Kieran is even now at the Air Force Academy in Colorado Springs, as an incoming freshman there.  Naturally, one does not wear one's  hair long when in the Air Force.. Kieran had not cut his hair in six years, and he sported a 19” Afro. There are pictures,  you can look it up. Anyway, he decided to have it all cut off and auction it off one inch at a time. At last count, he had raised $49, 000 and was giving it all to St. Jude for kids with cancer. He had donations from 44 states and four countries! He lost a friend to cancer when he was in the eighth grade, and it made a huge impression. As it would, for sure. But honestly, I do not know how he could stand that hairdo! It must have even been heavy, right?  

Then, there are the thirteen  kids in the senior class in an island off the coast of Maine. The tradition there was to raise money for a big senior trip. (We went to Denver on our senior trip). Since COVID made it tough to travel, they donated $5,000 of the money they raised just to help folks on the island affected by the virus, saying it would have seemed wrong to do something like a trip when so many were suffering.
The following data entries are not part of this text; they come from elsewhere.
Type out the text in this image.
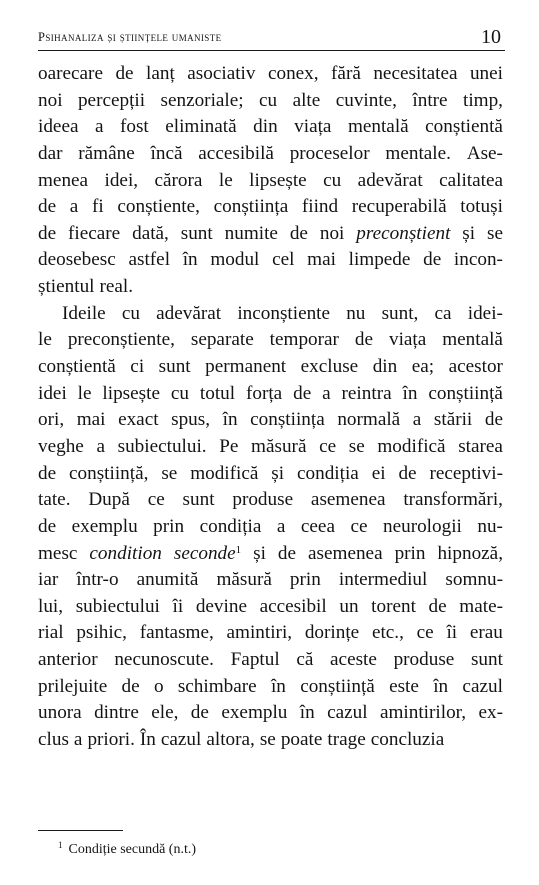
Psihanaliza și științele umaniste	10
oarecare de lanț asociativ conex, fără necesitatea unei
noi percepții senzoriale; cu alte cuvinte, între timp,
ideea a fost eliminată din viața mentală conștientă
dar rămâne încă accesibilă proceselor mentale. Ase-
menea idei, cărora le lipsește cu adevărat calitatea
de a fi conștiente, conștiința fiind recuperabilă totuși
de fiecare dată, sunt numite de noi preconștient și se
deosebesc astfel în modul cel mai limpede de incon-
știentul real.
Ideile cu adevărat inconștiente nu sunt, ca idei-
le preconștiente, separate temporar de viața mentală
conștientă ci sunt permanent excluse din ea; acestor
idei le lipsește cu totul forța de a reintra în conștiință
ori, mai exact spus, în conștiința normală a stării de
veghe a subiectului. Pe măsură ce se modifică starea
de conștiință, se modifică și condiția ei de receptivi-
tate. După ce sunt produse asemenea transformări,
de exemplu prin condiția a ceea ce neurologii nu-
mesc condition seconde$^1$ și de asemenea prin hipnoză,
iar într-o anumită măsură prin intermediul somnu-
lui, subiectului îi devine accesibil un torent de mate-
rial psihic, fantasme, amintiri, dorințe etc., ce îi erau
anterior necunoscute. Faptul că aceste produse sunt
prilejuite de o schimbare în conștiință este în cazul
unora dintre ele, de exemplu în cazul amintirilor, ex-
clus a priori. În cazul altora, se poate trage concluzia
$^1$ Condiție secundă (n.t.)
There is also a blind teen swimming in the Paraolympics. And in Des Moines, students from Roosevelt High School cleaned up debris after the derecho last summer, helping a paralyzed man who certainly could not have done it himself.  I love the name the students at this school call themselves. They are Rough Riders, after the fellows who rode with Teddy Roosevelt in the Spanish-American war. A lot better, in retrospect, than the Warriors we called ourselves at Waco!  

In another area of good news comes the report that the incidence of Alzheimer's world wide is trending down. There are more cases, but folks are living longer, and cases are lower, percentage wise. So, maybe all the stuff we read about healthy living not being just good for our heart, but also for our brains, is accurate. I certainly hope so.

Along with that, my favorite beverage, coffee, which used to be heartily maligned, is now being credited for less liver disease, prostate cancer, melanoma, Parkinson's, depression, Type 2 diabetes, heart  disease, obesity, and you guessed it, Alzheimer's.

All of these stories arrived in my in box last week from the Good News Network. And who can't use a weekly dose of good news? So, instead of reading about all these entitled kids, I will continue to look for the big hearted (and big haired) ones. Why don't you join me in this effort?